Since China’s opening up in 1978, new theatre styles and new concepts of femininity have entered China and have given theatre artists new frameworks for revisioning the self in psychoanalytic dimensions and in relation to power and subjection. Ibsen has become a site of experi­mentation with traditional Chinese theatre aesthetics and stage design, as well as a testing ground for political and cultural representations of the female body in dance and opera. A visionary figure, Ibsen signifies the experi­mental and the non-traditional in China today.

Other than critical analyses, the book contains rare materials from the author’s private collection, such as photographs and archival records of Ibsen performances on the Chinese stage, that are made available to the public for the first time.

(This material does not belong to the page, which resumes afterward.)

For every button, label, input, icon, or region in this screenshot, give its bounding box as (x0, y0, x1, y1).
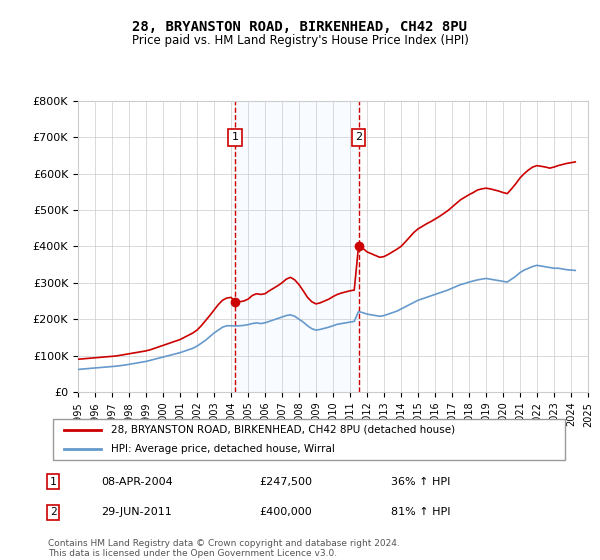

Kwok-kan Tam is Chair Professor of English and Dean of Humanities and Social Science at the Hang Seng University of Hong Kong. He was Head (2012–18) and is currently member of the International Ibsen Committee, University of Oslo. He is Foundation Fellow of the Hong Kong Academy of the Humanities. He has published numerous books and articles on Ibsen, Gao Xingjian, modern drama, Chinese film, post­colonial literature, and world Englishes. His recent books include Chinese Ibsenism: Reinventions of Women, Class and Nation (2019), The Englishized Subject: Postcolonial Writings in Hong Kong, Singapore and Malaysia (2019) and a co-edited volume Fate and Prognostication in the Chinese Literary Imagination (2019).